The hashtag, which includes the double “M” taken from McKeon’s initials, was launched on social media earlier this year. McKeon uses this hashtag as a way to inspire her followers to share their moments of “casual magic” — the little wins and bright moments of everyday life. “I wanted to share this joy with others and am so happy to see people having
#GratitudeMMoments of their own,” she says about the trend, which has quickly caught on amongst her fans.
Even with gratitude as a steady pillar, grief and hardship are inevitable. It takes grace to honor not only the good, but the dark and difficult and to give yourself permission to feel the entire spectrum of being human. McKeon says she felt this way throughout her treatment, and that her body and mind felt utterly incongruent. During these times, her family and friends helped her regain a sense of balance, becoming irreplaceable healing forces. “They showed up with listening ears and ready hearts to share my pain with me. It was the most incredible thing I’ve witnessed in life,” she says.

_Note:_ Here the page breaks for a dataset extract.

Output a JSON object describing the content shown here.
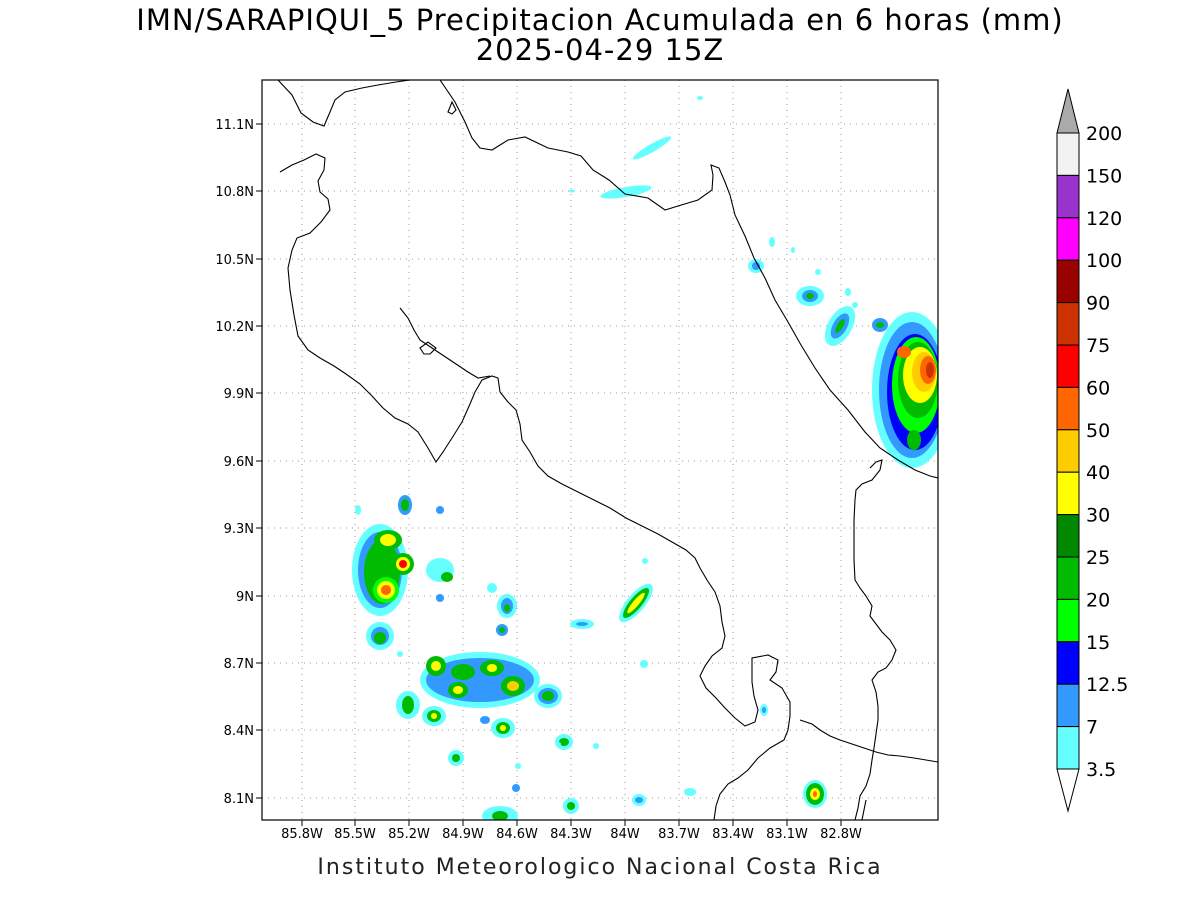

While she may not have had the support of a group of people who had felt and known what it was like to go through cancer, she found comfort in knowing that pain is both universal and natural. “We’re all made up of the same stuff, and an understanding of this concept can bring us a lot closer and make us feel less alone in our struggles,” she says.
By her fifth round of chemotherapy, McKeon was forced to re-evaluate her relationship with her body. Despite the cold capping trial she completed before each round of chemo, she watched as her hair fell out in clumps and strands. “It has been really tough looking in the mirror at different points and not recognizing myself,” she says. McKeon believes hair can be a vital symbol of power, beauty and identity, and alopecia may feel like an utter loss of autonomy; it can feel like your own body betrays you.
As her appearance changed, McKeon was compelled to look inward. “Hair loss was pivotal in changing the way I value certain qualities about myself,” she says. “Everything superficial seems a lot less important now. I think that’s a common theme in my life right now — I don’t sweat the small stuff as much. I find I have a lot more inner peace when it comes to daily inconveniences. They just don’t bother me anymore.”
Post-treatment, McKeon has relished the normalcy of life while taking the time to heal both mentally and physically. She has returned to the University of Southern California, where she is finishing a degree in communications. McKeon is still avidly blogging, auditioning and writing. As for the future, she has several entrepreneurial endeavors in the works, but most importantly: “[I’m] in a really, really good spot at the moment, and intensely grateful,” she says. “The future is bright.”